Readers in Council,
The Japan Times,
5-4, Shibaura 4-chome,
Minato-ku, Tokyo 108-0023
I am a food barbarian. The February 21st article “Tokyo’s samurai chefs devoted to their craft” got me thinking more about the sheer ridiculousness of culinary culture and the wasted concern restaurants, hotels and food professionals afford their Michelin ratings. Of course, my position exposes my food barbarism. There are only three things important to me about food: 1) is it delicious? 2) can I eat it fast? 3) how many calories does it give me? That is all. I don’t care about how pretty food looks on a plate. I don’t care about the reputation of a restaurant, how the Michelin guide rates it, how carefully it is prepared and presented, or how skilled the chef/cook is said to be. I don’t particularly care about how “healthy”a certain food is deemed, either. I eat because I am hungry. My body is an internal combustion engine and it needs to burn calories to keep moving. Dining is not an artistic experience so much as a gas station experience.
The story described “exquisite food” and “extraordinary things to eat” at Tokyo restaurants. Unless you are starving, there is little“extraordinary” about food, and it seems rather immoral to relegate food to the realm of the “exquisite.” “Sea urchin flan, a warm salad with salted pork from the Pyrenees Mountains, fried sea bream and a red-wine consomme flavored with rabbit, deer and wild boar.” Is this a description of something to put in my mouth? Chef Noboru Tani is quoted saying, “It is pride and ambition that bind us…The food we serve is a reflection of how we live.” I suggest that pride and ambition are vices, not virtues, relegating this kind of culinary culture to the depraved, marginal bottom of society, not the revered, artistic high end.

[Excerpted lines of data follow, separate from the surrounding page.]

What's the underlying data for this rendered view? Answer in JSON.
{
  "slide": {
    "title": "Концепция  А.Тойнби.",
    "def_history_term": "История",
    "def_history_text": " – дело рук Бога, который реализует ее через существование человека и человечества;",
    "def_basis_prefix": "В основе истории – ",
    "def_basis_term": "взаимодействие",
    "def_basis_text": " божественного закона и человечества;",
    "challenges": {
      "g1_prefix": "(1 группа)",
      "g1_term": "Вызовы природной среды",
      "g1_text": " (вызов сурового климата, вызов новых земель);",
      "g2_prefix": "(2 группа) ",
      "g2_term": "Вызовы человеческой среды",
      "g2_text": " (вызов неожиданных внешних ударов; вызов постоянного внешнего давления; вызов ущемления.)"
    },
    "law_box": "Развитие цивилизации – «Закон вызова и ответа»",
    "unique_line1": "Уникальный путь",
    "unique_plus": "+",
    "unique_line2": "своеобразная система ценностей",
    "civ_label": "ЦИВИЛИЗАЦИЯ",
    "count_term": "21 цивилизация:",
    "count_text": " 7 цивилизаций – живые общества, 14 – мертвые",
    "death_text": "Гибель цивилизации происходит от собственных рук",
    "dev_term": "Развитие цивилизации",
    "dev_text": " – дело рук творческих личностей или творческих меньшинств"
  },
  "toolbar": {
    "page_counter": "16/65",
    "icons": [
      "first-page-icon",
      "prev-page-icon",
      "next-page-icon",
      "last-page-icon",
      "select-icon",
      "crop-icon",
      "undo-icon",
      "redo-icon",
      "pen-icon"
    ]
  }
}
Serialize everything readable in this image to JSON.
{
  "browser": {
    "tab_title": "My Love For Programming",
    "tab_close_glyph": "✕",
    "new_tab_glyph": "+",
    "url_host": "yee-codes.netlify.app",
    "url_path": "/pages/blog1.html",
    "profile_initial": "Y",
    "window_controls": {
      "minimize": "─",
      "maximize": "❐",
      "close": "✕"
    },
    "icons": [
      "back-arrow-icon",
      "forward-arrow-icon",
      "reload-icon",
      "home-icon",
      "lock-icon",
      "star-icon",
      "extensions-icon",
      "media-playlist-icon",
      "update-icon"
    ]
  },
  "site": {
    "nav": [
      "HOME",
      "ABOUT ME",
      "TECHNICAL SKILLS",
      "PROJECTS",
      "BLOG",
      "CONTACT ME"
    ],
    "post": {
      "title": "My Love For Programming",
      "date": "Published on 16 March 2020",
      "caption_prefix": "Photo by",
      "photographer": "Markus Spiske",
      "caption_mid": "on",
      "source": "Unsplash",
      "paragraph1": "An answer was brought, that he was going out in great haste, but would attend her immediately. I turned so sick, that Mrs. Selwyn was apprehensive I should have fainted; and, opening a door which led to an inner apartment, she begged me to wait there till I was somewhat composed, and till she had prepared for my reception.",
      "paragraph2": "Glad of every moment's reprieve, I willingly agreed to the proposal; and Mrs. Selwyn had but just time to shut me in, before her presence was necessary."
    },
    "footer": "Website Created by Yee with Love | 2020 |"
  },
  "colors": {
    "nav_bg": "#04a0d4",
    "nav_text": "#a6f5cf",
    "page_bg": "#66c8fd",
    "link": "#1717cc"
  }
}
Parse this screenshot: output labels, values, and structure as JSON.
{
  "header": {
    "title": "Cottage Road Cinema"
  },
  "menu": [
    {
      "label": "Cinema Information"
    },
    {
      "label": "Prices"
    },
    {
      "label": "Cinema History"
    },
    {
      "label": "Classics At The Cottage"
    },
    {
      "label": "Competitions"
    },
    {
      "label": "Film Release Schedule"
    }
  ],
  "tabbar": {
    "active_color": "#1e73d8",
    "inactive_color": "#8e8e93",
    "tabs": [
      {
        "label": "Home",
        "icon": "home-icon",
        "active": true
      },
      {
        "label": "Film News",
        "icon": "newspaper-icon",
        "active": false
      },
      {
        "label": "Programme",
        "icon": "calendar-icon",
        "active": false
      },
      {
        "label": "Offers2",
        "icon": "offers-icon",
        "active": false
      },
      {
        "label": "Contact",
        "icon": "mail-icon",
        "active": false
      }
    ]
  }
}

Published on Sunday, February 24, 2008 as “Critique of culinary culture.”
The paper deleted my sentence “Of course, my position exposes my food barbarism.” I thought it was susceptible to such editing because it is redundant, reiterating the opening sentence that I am a food barbarian. But I wrote it to emphasize that I know that I am a food barbarian in the eyes of people who care about such things and that my barbarism is revealed not just by my food choices, but by my words as well. They also deleted my comment about my body being an “internal combustion engine,” and instead just kept the words that it needs to burn calories in order to keep moving. I liked the mechanical image of the engine. They also deleted the words “That is all,”which I favored as a strong statement not just of the finality of my position, but of my firm resolve on the matter as well.
My admission of being a“food barbarian,” which could be used as a criticism that I have no credibility to critique haute cuisine, is, of course, a tongue-in-cheek mechanism to juxtapose the virtue of my nutritional utilitarianism against the immortal silliness of that kind of culinary culture.
It is not that I care so much about what other people eat like some kind of self-appointed food busy-body. I do NOT complain about others’ food choices and preferences. I complain about the stupid hyperbole used to describe it.
In a world where people are hungry for want of wheat or rice, meat or fish and even fresh water it seems absolutely immoral to me for people to be concerned with conger eels and blowfish, cod testicles and sea urchin flan and consommé flavored with rabbit and wild boar. Is this kind of self-indulgence helping our fellows?